While search engine technology allowed for a massive refinement of commercial surveillance and made it incommensurably insidious when misused, at least one other company actually hacked out the path to it. Real Time drew attention to ‘an excellent illustration of the shades of interactivity to come.’ This was in a six-month interlude in 1996, in which PepsiCo offered teenage and Generation X consumers of Mountain Dew fizzy drinks radically discounted electronic beepers to use with no communication charges.
They were also given access to a toll-free telephone hookup over which they could listen to interviews with sports heroes — and the chance to get discounts from twenty other companies keen to sell this demographic group things ranging from tortilla chips to snowboards. PepsiCo paged the 50,000 participants in its scheme once a week to ask them questions in a ‘real-time dialogue with them,’ and anticipated eventually creating ‘an enormous, nonstop, electronic focus group at a remarkably low cost.’ Unfortunately, as Real Time noted, this soon led to ‘a firestorm of unanticipated criticism’ of the soft drink producer,’ for exploitation:
The company had assumed that this, of all communications technologies, would be irresistible to parents — helping two-career couples worried about their children’s whereabouts to keep in touch with them.
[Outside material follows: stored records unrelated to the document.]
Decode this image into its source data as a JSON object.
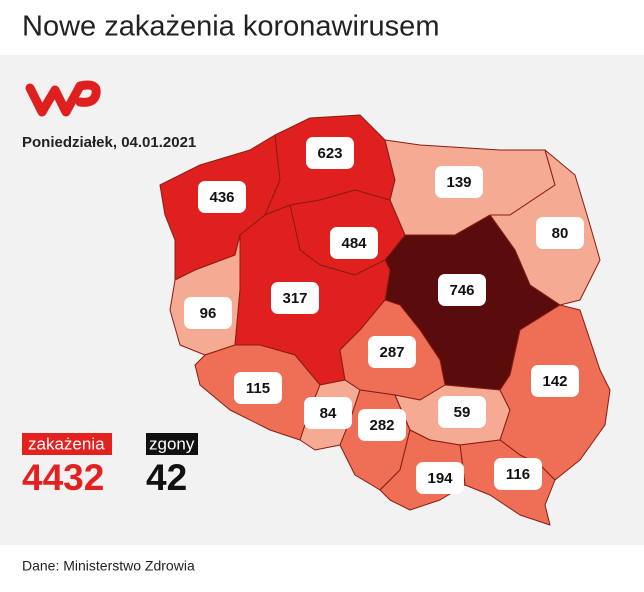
{
  "header": {
    "title": "Nowe zakażenia koronawirusem"
  },
  "date": "Poniedziałek, 04.01.2021",
  "regions": [
    {
      "value": 436,
      "color": "#e0201f"
    },
    {
      "value": 623,
      "color": "#e0201f"
    },
    {
      "value": 484,
      "color": "#e0201f"
    },
    {
      "value": 139,
      "color": "#f4aa93"
    },
    {
      "value": 80,
      "color": "#f4aa93"
    },
    {
      "value": 746,
      "color": "#5a0b0b"
    },
    {
      "value": 96,
      "color": "#f4aa93"
    },
    {
      "value": 317,
      "color": "#e0201f"
    },
    {
      "value": 287,
      "color": "#ee6e56"
    },
    {
      "value": 115,
      "color": "#ee6e56"
    },
    {
      "value": 84,
      "color": "#f4aa93"
    },
    {
      "value": 282,
      "color": "#ee6e56"
    },
    {
      "value": 59,
      "color": "#f4aa93"
    },
    {
      "value": 142,
      "color": "#ee6e56"
    },
    {
      "value": 116,
      "color": "#ee6e56"
    },
    {
      "value": 194,
      "color": "#ee6e56"
    }
  ],
  "legend": {
    "cases_label": "zakażenia",
    "cases_total": "4432",
    "deaths_label": "zgony",
    "deaths_total": "42"
  },
  "footer": {
    "source": "Dane: Ministerstwo Zdrowia"
  }
}
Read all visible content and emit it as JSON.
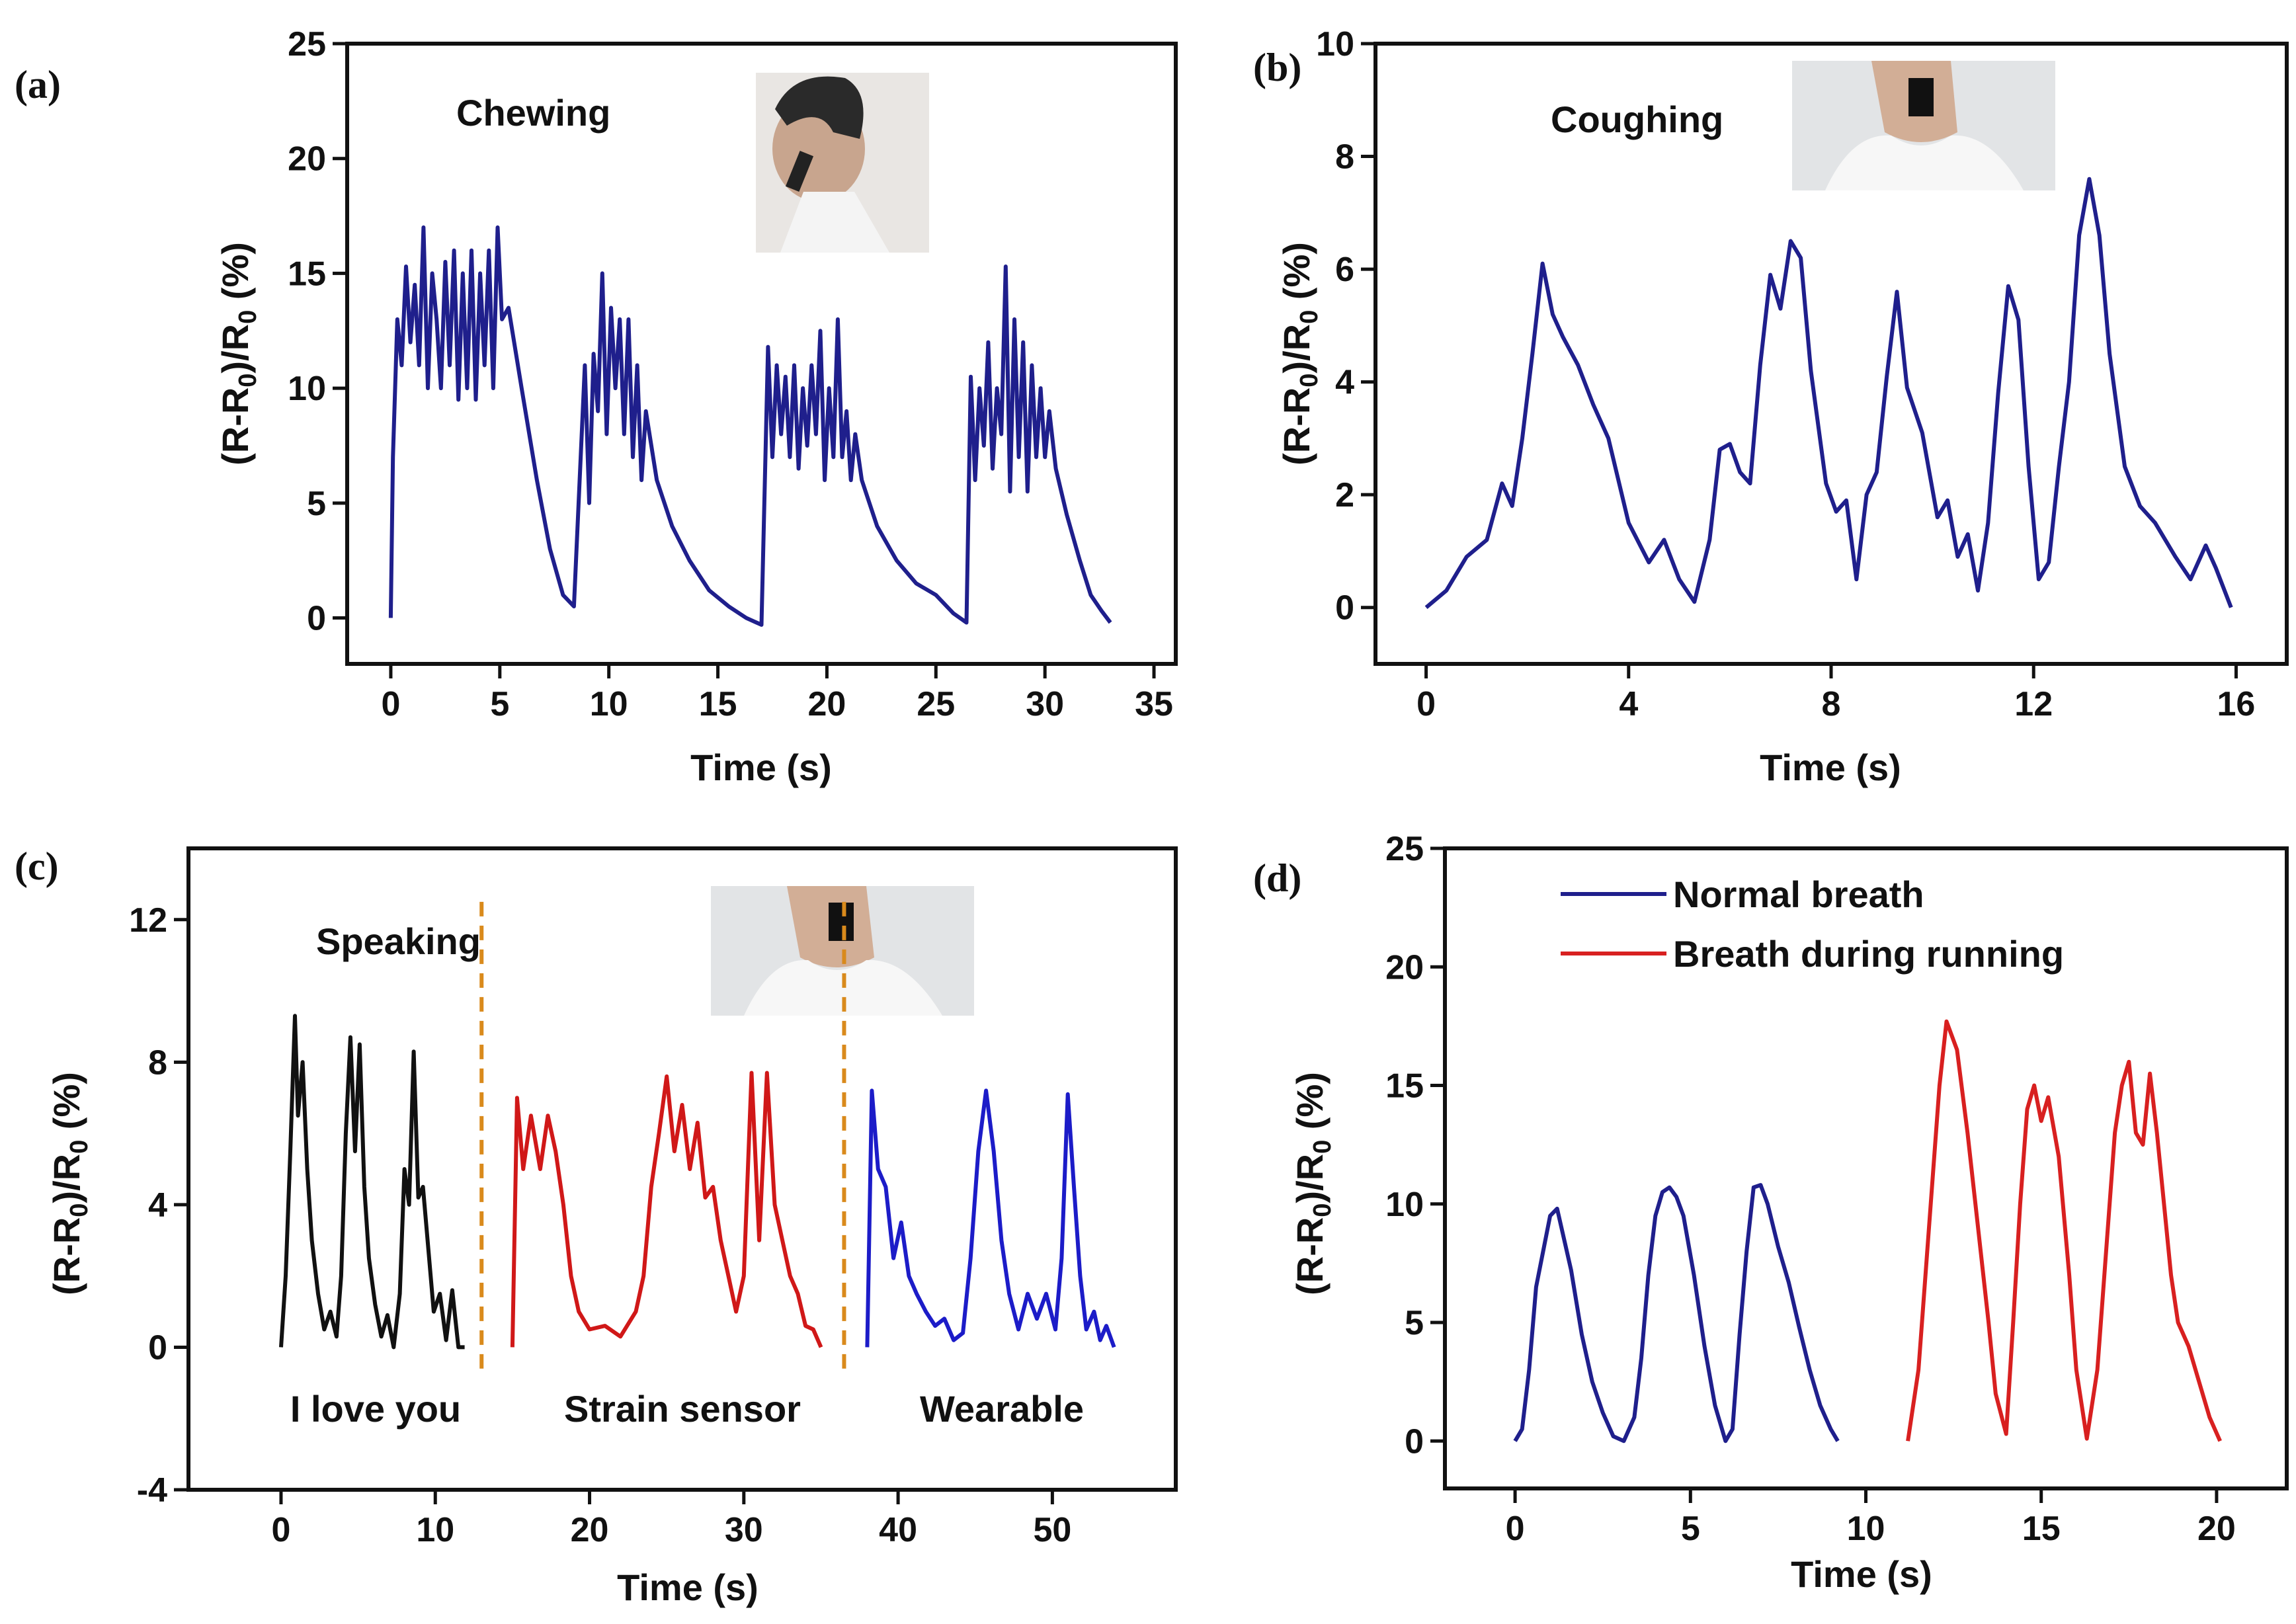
{
  "figure": {
    "panels": [
      {
        "label": "(a)",
        "title": "Chewing"
      },
      {
        "label": "(b)",
        "title": "Coughing"
      },
      {
        "label": "(c)",
        "title": "Speaking"
      },
      {
        "label": "(d)",
        "title": ""
      }
    ]
  },
  "chart_data": [
    {
      "type": "line",
      "panel": "(a)",
      "title": "Chewing",
      "xlabel": "Time (s)",
      "ylabel": "(R-R0)/R0 (%)",
      "xlim": [
        -2,
        36
      ],
      "ylim": [
        -2,
        25
      ],
      "xticks": [
        0,
        5,
        10,
        15,
        20,
        25,
        30,
        35
      ],
      "yticks": [
        0,
        5,
        10,
        15,
        20,
        25
      ],
      "series": [
        {
          "name": "Chewing",
          "color": "#1f1f8c",
          "x": [
            0,
            0.1,
            0.3,
            0.5,
            0.7,
            0.9,
            1.1,
            1.3,
            1.5,
            1.7,
            1.9,
            2.1,
            2.3,
            2.5,
            2.7,
            2.9,
            3.1,
            3.3,
            3.5,
            3.7,
            3.9,
            4.1,
            4.3,
            4.5,
            4.7,
            4.9,
            5.1,
            5.4,
            6.0,
            6.7,
            7.3,
            7.9,
            8.4,
            8.9,
            9.1,
            9.3,
            9.5,
            9.7,
            9.9,
            10.1,
            10.3,
            10.5,
            10.7,
            10.9,
            11.1,
            11.3,
            11.5,
            11.7,
            12.2,
            12.9,
            13.7,
            14.6,
            15.5,
            16.3,
            17.0,
            17.3,
            17.5,
            17.7,
            17.9,
            18.1,
            18.3,
            18.5,
            18.7,
            18.9,
            19.1,
            19.3,
            19.5,
            19.7,
            19.9,
            20.1,
            20.3,
            20.5,
            20.7,
            20.9,
            21.1,
            21.3,
            21.6,
            22.3,
            23.2,
            24.1,
            25.0,
            25.8,
            26.4,
            26.6,
            26.8,
            27.0,
            27.2,
            27.4,
            27.6,
            27.8,
            28.0,
            28.2,
            28.4,
            28.6,
            28.8,
            29.0,
            29.2,
            29.4,
            29.6,
            29.8,
            30.0,
            30.2,
            30.5,
            31.0,
            31.6,
            32.1,
            32.6,
            33.0
          ],
          "y": [
            0,
            7,
            13,
            11,
            15.3,
            12,
            14.5,
            11,
            17,
            10,
            15,
            13,
            10,
            15.5,
            11,
            16,
            9.5,
            15,
            10,
            16,
            9.5,
            15,
            11,
            16,
            10,
            17,
            13,
            13.5,
            10,
            6,
            3,
            1,
            0.5,
            11,
            5,
            11.5,
            9,
            15,
            8,
            13.5,
            10,
            13,
            8,
            13,
            7,
            11,
            6,
            9,
            6,
            4,
            2.5,
            1.2,
            0.5,
            0,
            -0.3,
            11.8,
            7,
            11,
            8,
            10.5,
            7,
            11,
            6.5,
            10,
            7.5,
            11,
            8,
            12.5,
            6,
            10,
            7,
            13,
            7,
            9,
            6,
            8,
            6,
            4,
            2.5,
            1.5,
            1,
            0.2,
            -0.2,
            10.5,
            6,
            10,
            7.5,
            12,
            6.5,
            10,
            8,
            15.3,
            5.5,
            13,
            7,
            12,
            5.5,
            11,
            7,
            10,
            7,
            9,
            6.5,
            4.5,
            2.5,
            1,
            0.3,
            -0.2
          ]
        }
      ]
    },
    {
      "type": "line",
      "panel": "(b)",
      "title": "Coughing",
      "xlabel": "Time (s)",
      "ylabel": "(R-R0)/R0 (%)",
      "xlim": [
        -1,
        17
      ],
      "ylim": [
        -1,
        10
      ],
      "xticks": [
        0,
        4,
        8,
        12,
        16
      ],
      "yticks": [
        0,
        2,
        4,
        6,
        8,
        10
      ],
      "series": [
        {
          "name": "Coughing",
          "color": "#1f1f8c",
          "x": [
            0,
            0.4,
            0.8,
            1.2,
            1.5,
            1.7,
            1.9,
            2.1,
            2.3,
            2.5,
            2.7,
            3.0,
            3.3,
            3.6,
            4.0,
            4.4,
            4.7,
            5.0,
            5.3,
            5.6,
            5.8,
            6.0,
            6.2,
            6.4,
            6.6,
            6.8,
            7.0,
            7.2,
            7.4,
            7.6,
            7.9,
            8.1,
            8.3,
            8.5,
            8.7,
            8.9,
            9.1,
            9.3,
            9.5,
            9.8,
            10.1,
            10.3,
            10.5,
            10.7,
            10.9,
            11.1,
            11.3,
            11.5,
            11.7,
            11.9,
            12.1,
            12.3,
            12.5,
            12.7,
            12.9,
            13.1,
            13.3,
            13.5,
            13.8,
            14.1,
            14.4,
            14.8,
            15.1,
            15.4,
            15.6,
            15.9
          ],
          "y": [
            0,
            0.3,
            0.9,
            1.2,
            2.2,
            1.8,
            3,
            4.5,
            6.1,
            5.2,
            4.8,
            4.3,
            3.6,
            3,
            1.5,
            0.8,
            1.2,
            0.5,
            0.1,
            1.2,
            2.8,
            2.9,
            2.4,
            2.2,
            4.3,
            5.9,
            5.3,
            6.5,
            6.2,
            4.2,
            2.2,
            1.7,
            1.9,
            0.5,
            2.0,
            2.4,
            4.1,
            5.6,
            3.9,
            3.1,
            1.6,
            1.9,
            0.9,
            1.3,
            0.3,
            1.5,
            3.8,
            5.7,
            5.1,
            2.5,
            0.5,
            0.8,
            2.5,
            4.0,
            6.6,
            7.6,
            6.6,
            4.5,
            2.5,
            1.8,
            1.5,
            0.9,
            0.5,
            1.1,
            0.7,
            0
          ]
        }
      ]
    },
    {
      "type": "line",
      "panel": "(c)",
      "title": "Speaking",
      "xlabel": "Time (s)",
      "ylabel": "(R-R0)/R0 (%)",
      "xlim": [
        -6,
        58
      ],
      "ylim": [
        -4,
        14
      ],
      "xticks": [
        0,
        10,
        20,
        30,
        40,
        50
      ],
      "yticks": [
        -4,
        0,
        4,
        8,
        12
      ],
      "annotations": [
        "I love you",
        "Strain sensor",
        "Wearable"
      ],
      "dividers_x": [
        13,
        36.5
      ],
      "series": [
        {
          "name": "I love you",
          "color": "#111111",
          "x": [
            0,
            0.3,
            0.6,
            0.9,
            1.1,
            1.4,
            1.7,
            2.0,
            2.4,
            2.8,
            3.2,
            3.6,
            3.9,
            4.2,
            4.5,
            4.8,
            5.1,
            5.4,
            5.7,
            6.1,
            6.5,
            6.9,
            7.3,
            7.7,
            8.0,
            8.3,
            8.6,
            8.9,
            9.2,
            9.5,
            9.9,
            10.3,
            10.7,
            11.1,
            11.5,
            11.9
          ],
          "y": [
            0,
            2,
            5.5,
            9.3,
            6.5,
            8,
            5,
            3,
            1.5,
            0.5,
            1,
            0.3,
            2,
            6,
            8.7,
            5.5,
            8.5,
            4.5,
            2.5,
            1.2,
            0.3,
            0.9,
            0,
            1.5,
            5,
            4,
            8.3,
            4.2,
            4.5,
            3,
            1,
            1.5,
            0.2,
            1.6,
            0,
            0
          ]
        },
        {
          "name": "Strain sensor",
          "color": "#d01818",
          "x": [
            15,
            15.3,
            15.7,
            16.2,
            16.8,
            17.3,
            17.8,
            18.3,
            18.8,
            19.3,
            20,
            21,
            22,
            23,
            23.5,
            24.0,
            24.5,
            25.0,
            25.5,
            26.0,
            26.5,
            27.0,
            27.5,
            28.0,
            28.5,
            29.0,
            29.5,
            30.0,
            30.5,
            31.0,
            31.5,
            32.0,
            32.5,
            33.0,
            33.5,
            34.0,
            34.5,
            35.0
          ],
          "y": [
            0,
            7,
            5,
            6.5,
            5,
            6.5,
            5.5,
            4,
            2,
            1,
            0.5,
            0.6,
            0.3,
            1,
            2,
            4.5,
            6,
            7.6,
            5.5,
            6.8,
            5,
            6.3,
            4.2,
            4.5,
            3,
            2,
            1,
            2,
            7.7,
            3,
            7.7,
            4,
            3,
            2,
            1.5,
            0.6,
            0.5,
            0
          ]
        },
        {
          "name": "Wearable",
          "color": "#1c1cc8",
          "x": [
            38,
            38.3,
            38.7,
            39.2,
            39.7,
            40.2,
            40.7,
            41.2,
            41.8,
            42.4,
            43.0,
            43.6,
            44.2,
            44.7,
            45.2,
            45.7,
            46.2,
            46.7,
            47.2,
            47.8,
            48.4,
            49.0,
            49.6,
            50.2,
            50.6,
            51.0,
            51.4,
            51.8,
            52.2,
            52.7,
            53.1,
            53.5,
            54.0
          ],
          "y": [
            0,
            7.2,
            5,
            4.5,
            2.5,
            3.5,
            2,
            1.5,
            1,
            0.6,
            0.8,
            0.2,
            0.4,
            2.5,
            5.5,
            7.2,
            5.5,
            3,
            1.5,
            0.5,
            1.5,
            0.8,
            1.5,
            0.5,
            2.5,
            7.1,
            4.5,
            2,
            0.5,
            1,
            0.2,
            0.6,
            0
          ]
        }
      ]
    },
    {
      "type": "line",
      "panel": "(d)",
      "title": "",
      "xlabel": "Time (s)",
      "ylabel": "(R-R0)/R0 (%)",
      "xlim": [
        -2,
        22
      ],
      "ylim": [
        -2,
        25
      ],
      "xticks": [
        0,
        5,
        10,
        15,
        20
      ],
      "yticks": [
        0,
        5,
        10,
        15,
        20,
        25
      ],
      "legend": "top-left",
      "series": [
        {
          "name": "Normal breath",
          "color": "#1f1f8c",
          "x": [
            0,
            0.2,
            0.4,
            0.6,
            0.8,
            1.0,
            1.2,
            1.4,
            1.6,
            1.9,
            2.2,
            2.5,
            2.8,
            3.1,
            3.4,
            3.6,
            3.8,
            4.0,
            4.2,
            4.4,
            4.6,
            4.8,
            5.1,
            5.4,
            5.7,
            6.0,
            6.2,
            6.4,
            6.6,
            6.8,
            7.0,
            7.2,
            7.5,
            7.8,
            8.1,
            8.4,
            8.7,
            9.0,
            9.2
          ],
          "y": [
            0,
            0.5,
            3,
            6.5,
            8,
            9.5,
            9.8,
            8.5,
            7.2,
            4.5,
            2.5,
            1.2,
            0.2,
            0,
            1,
            3.5,
            7,
            9.5,
            10.5,
            10.7,
            10.3,
            9.5,
            7,
            4,
            1.5,
            0,
            0.5,
            4.5,
            8,
            10.7,
            10.8,
            10,
            8.2,
            6.7,
            4.8,
            3,
            1.5,
            0.5,
            0
          ]
        },
        {
          "name": "Breath during running",
          "color": "#d82020",
          "x": [
            11.2,
            11.5,
            11.8,
            12.1,
            12.3,
            12.6,
            12.9,
            13.2,
            13.5,
            13.7,
            14.0,
            14.2,
            14.4,
            14.6,
            14.8,
            15.0,
            15.2,
            15.5,
            15.8,
            16.0,
            16.3,
            16.6,
            16.9,
            17.1,
            17.3,
            17.5,
            17.7,
            17.9,
            18.1,
            18.3,
            18.5,
            18.7,
            18.9,
            19.2,
            19.5,
            19.8,
            20.1
          ],
          "y": [
            0,
            3,
            9,
            15,
            17.7,
            16.5,
            13,
            9,
            5,
            2,
            0.3,
            5,
            10,
            14,
            15,
            13.5,
            14.5,
            12,
            7,
            3,
            0.1,
            3,
            9,
            13,
            15,
            16,
            13,
            12.5,
            15.5,
            13,
            10,
            7,
            5,
            4,
            2.5,
            1,
            0
          ]
        }
      ]
    }
  ]
}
Instead, the promotion was denounced as disturbingly manipulative by parents and children’s advocates — like the Center for Media Advocacy in Washington, D.C., a watchdog group, and Action for Children’s Television.
The New York Times report on the project said that ‘soliciting information from youths through the Internet and pagers also raises privacy questions.’
A quarter-century later we know that the anxiety was prescient — but now we also have free speech protection to worry about, separately.
( A later post on the same topic is here )
** Real Time was a short-order project, a book researched, written and edited on a brutal schedule, in less than six months, in 1996 — with the assistance of pG’s writer, who thanks @nikluac for the tweet that led to this excursion into the past.